CBS TV, Cable Chief Lund Quits Abruptly
In a stroke of bad timing that could portend a brewing management shake-up at Westinghouse Electric Corp., Peter Lund is stepping down as president and chief executive of the company’s CBS television and cable division on the eve of its annual meeting with more than 200 affiliate stations.
Sources say Lund’s resignation, which the company would neither confirm nor deny, results from a power struggle with Mel Karmazin, Westinghouse’s single-largest shareholder and CBS Radio chief. Karmazin has been slamming the table in management meetings and complaining loudly on Wall Street recently about the company’s stagnant stock price and the slow turnaround of CBS’s television group.
Sources say Lund refused to go along with a plan under which CBS’ 14 television stations would report to Karmazin, leaving Lund with only the CBS network and cable operations that include the fledgling Eye on People channel and two country music networks being acquired from Gaylord Entertainment.
As part of the restructuring, which sources say also includes cutting $100 million in expenses, the cable and network operations will report directly to Westinghouse Chairman and Chief Executive Michael Jordan.
Lund, who rose from the CBS station ranks to become president in 1995, was scheduled to address the affiliates meeting in Los Angeles next week, at which the fall schedule will be unveiled.
Sources close to Karmazin speculate that the powerful radio executive, who acquired 2% of Westinghouse shares last year by merging his Infinity Broadcasting Corp. into CBS Radio, is positioning himself to run the entire broadcast group, presumably edging out Jordan. Jordan has promised shareholders that the company’s languishing stock price will rise dramatically once the broadcast group is untethered from the troubled industrial assets of Westinghouse at the end of September.
At CBS, Karmazin presides over the nation’s largest radio group and Westinghouse’s most profitable sector. Karmazin has strutted his performance to Wall Street, brazenly calling an independent meeting with analysts recently in which he complained about Westinghouse’s stagnant stock price and television’s poor showing.
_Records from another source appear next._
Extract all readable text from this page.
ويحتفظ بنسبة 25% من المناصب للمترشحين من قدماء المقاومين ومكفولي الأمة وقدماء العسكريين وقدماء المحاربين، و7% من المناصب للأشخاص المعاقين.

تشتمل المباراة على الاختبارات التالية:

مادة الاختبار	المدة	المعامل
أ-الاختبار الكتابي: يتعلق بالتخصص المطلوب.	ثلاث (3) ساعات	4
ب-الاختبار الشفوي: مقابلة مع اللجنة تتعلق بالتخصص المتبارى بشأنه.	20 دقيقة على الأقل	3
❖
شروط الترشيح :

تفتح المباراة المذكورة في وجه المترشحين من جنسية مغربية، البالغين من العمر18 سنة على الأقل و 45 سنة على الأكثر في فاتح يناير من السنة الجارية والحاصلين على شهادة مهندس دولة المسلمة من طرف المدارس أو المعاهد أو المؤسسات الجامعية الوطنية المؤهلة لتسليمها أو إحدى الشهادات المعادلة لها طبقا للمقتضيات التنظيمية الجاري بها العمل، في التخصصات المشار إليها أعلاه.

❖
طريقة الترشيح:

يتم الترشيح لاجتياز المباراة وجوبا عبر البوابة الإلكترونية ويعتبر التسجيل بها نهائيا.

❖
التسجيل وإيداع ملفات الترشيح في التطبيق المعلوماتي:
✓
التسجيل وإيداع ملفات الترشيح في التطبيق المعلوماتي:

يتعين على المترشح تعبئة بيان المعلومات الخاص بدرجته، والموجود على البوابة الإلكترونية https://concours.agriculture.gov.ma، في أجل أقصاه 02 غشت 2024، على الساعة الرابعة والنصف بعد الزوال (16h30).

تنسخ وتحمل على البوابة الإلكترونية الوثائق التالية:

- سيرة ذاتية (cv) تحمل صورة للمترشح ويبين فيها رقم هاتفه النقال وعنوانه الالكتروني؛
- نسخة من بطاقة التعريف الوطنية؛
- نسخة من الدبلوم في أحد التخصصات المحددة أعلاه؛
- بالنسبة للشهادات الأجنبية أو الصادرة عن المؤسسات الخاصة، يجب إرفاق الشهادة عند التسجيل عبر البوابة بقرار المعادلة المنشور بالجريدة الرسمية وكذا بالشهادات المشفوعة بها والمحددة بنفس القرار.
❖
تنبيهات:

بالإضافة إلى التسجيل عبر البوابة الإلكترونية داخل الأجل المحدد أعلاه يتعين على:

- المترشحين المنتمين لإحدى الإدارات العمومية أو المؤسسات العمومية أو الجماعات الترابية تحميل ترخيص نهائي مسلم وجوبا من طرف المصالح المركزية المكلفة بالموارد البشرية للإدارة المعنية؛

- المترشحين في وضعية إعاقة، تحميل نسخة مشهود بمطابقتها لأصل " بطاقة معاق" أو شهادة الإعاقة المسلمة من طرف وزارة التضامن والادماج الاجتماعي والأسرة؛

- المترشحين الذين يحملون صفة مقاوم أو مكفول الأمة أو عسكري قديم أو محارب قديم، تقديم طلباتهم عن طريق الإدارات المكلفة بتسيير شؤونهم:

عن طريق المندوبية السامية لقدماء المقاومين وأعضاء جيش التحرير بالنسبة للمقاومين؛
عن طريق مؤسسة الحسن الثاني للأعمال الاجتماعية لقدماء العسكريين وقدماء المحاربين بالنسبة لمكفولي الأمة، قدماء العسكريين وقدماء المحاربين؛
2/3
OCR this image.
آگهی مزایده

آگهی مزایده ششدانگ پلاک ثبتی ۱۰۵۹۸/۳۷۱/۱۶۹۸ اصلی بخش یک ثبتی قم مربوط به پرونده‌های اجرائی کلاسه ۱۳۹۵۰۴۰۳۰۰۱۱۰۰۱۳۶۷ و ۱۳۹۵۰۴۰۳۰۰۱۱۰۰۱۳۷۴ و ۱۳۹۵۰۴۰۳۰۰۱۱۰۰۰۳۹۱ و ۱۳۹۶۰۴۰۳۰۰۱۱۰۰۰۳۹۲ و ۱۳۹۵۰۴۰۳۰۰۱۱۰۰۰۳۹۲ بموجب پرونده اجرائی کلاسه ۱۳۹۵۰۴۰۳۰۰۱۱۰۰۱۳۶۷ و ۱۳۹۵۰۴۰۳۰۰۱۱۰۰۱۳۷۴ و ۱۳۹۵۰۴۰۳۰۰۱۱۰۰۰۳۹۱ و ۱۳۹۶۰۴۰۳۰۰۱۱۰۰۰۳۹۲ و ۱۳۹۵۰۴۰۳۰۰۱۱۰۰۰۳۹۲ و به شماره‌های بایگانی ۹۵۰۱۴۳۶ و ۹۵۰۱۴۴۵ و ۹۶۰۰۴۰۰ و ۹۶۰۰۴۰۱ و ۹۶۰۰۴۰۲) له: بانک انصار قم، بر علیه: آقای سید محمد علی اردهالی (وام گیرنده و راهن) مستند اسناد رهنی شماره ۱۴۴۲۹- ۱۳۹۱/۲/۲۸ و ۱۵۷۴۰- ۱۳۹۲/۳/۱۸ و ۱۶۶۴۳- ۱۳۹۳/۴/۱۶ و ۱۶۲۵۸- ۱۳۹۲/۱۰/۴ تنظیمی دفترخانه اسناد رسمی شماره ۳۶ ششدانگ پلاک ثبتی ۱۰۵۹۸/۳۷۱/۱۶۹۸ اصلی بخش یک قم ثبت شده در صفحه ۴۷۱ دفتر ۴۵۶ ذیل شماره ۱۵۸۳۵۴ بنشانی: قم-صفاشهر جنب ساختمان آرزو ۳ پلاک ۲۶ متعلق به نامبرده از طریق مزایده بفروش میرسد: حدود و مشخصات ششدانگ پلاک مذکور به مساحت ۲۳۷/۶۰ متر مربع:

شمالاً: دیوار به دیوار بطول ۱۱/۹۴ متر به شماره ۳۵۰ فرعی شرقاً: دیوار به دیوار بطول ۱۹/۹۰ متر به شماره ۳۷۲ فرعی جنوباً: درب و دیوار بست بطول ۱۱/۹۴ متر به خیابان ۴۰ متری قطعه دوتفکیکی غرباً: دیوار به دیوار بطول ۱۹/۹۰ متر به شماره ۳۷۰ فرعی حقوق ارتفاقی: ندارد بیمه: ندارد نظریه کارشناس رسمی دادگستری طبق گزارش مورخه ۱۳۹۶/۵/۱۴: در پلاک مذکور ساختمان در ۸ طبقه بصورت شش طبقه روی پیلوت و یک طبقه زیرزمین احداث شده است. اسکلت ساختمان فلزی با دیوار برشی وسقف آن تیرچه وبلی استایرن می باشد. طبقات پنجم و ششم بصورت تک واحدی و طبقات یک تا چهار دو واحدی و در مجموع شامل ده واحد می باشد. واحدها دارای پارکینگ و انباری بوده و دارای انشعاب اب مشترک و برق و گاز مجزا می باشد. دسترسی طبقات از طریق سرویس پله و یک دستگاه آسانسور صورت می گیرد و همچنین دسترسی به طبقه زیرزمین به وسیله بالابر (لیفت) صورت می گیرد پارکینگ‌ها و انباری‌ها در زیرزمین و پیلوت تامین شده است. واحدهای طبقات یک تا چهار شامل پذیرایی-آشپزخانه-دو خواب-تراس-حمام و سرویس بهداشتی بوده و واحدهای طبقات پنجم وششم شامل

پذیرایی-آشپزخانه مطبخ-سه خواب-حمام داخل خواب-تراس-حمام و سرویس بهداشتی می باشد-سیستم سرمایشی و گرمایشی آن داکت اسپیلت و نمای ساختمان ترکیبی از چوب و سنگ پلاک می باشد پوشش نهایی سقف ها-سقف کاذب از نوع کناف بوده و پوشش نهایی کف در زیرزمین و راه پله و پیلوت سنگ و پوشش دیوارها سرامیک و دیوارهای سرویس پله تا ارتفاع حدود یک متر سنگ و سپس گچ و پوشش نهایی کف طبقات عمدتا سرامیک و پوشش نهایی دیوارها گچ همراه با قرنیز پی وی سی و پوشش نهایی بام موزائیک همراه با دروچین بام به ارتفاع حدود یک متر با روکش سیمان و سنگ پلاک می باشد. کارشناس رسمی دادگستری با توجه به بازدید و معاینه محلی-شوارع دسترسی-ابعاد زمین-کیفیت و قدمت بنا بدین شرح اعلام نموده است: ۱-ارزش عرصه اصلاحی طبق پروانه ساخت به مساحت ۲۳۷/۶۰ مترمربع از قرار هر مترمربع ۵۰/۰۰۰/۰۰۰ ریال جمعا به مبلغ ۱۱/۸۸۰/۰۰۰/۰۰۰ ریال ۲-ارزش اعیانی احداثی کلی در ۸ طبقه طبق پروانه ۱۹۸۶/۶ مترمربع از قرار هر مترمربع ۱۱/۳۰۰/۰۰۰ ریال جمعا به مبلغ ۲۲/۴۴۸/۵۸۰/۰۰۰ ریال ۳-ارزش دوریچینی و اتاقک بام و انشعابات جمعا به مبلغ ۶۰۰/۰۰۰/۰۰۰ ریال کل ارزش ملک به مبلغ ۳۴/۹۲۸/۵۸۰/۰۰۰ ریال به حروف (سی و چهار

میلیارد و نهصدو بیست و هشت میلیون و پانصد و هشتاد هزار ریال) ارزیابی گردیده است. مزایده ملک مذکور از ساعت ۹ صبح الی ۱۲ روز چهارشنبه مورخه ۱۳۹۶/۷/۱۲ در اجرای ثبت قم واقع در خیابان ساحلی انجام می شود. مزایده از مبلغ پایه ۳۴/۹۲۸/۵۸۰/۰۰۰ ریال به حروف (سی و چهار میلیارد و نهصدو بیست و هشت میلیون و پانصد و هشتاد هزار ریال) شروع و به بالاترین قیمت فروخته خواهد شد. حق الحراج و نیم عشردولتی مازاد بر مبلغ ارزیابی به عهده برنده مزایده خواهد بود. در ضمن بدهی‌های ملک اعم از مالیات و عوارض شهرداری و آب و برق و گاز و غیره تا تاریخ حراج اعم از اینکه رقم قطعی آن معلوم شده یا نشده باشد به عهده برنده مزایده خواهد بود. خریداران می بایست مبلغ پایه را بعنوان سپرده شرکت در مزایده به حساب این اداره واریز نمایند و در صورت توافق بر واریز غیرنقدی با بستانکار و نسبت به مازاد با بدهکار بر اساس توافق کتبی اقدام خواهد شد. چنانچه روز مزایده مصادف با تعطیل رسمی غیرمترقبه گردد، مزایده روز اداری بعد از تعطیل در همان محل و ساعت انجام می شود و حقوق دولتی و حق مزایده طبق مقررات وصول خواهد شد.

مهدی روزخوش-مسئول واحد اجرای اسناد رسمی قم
Karmazin apparently has complained to associates that Jordan misled him about the condition of the company. While Jordan has told analysts that the stock is worth in the mid-$20 range, the shares have hovered in the high teens since Westinghouse’s purchase of CBS.
On Thursday, Westinghouse shares closed unchanged on the New York Stock Exchange at $17.
While CBS Radio profit more than doubled to $47 million in the first quarter ended March 31, the station group’s earnings inched up only slightly to $56 million and the network lost $60 million.
Short of taking over the broadcast group, Karmazin could get Wall Street backing to buy the entire broadcast group, or separate out the radio group and sell off the television and cable properties to a buyer, such as Universal Studios.
CBS affiliates, who have been longtime supporters of Lund, worry about a a wave of turmoil similar to the one they witnessed under previous owner, Laurence Tisch. “The sad thing is, we went through this with Tisch,” said Alan Bell, who runs four CBS affiliates as the president of Freedom Broadcasting. “This company has been through hell and this portends more of it.”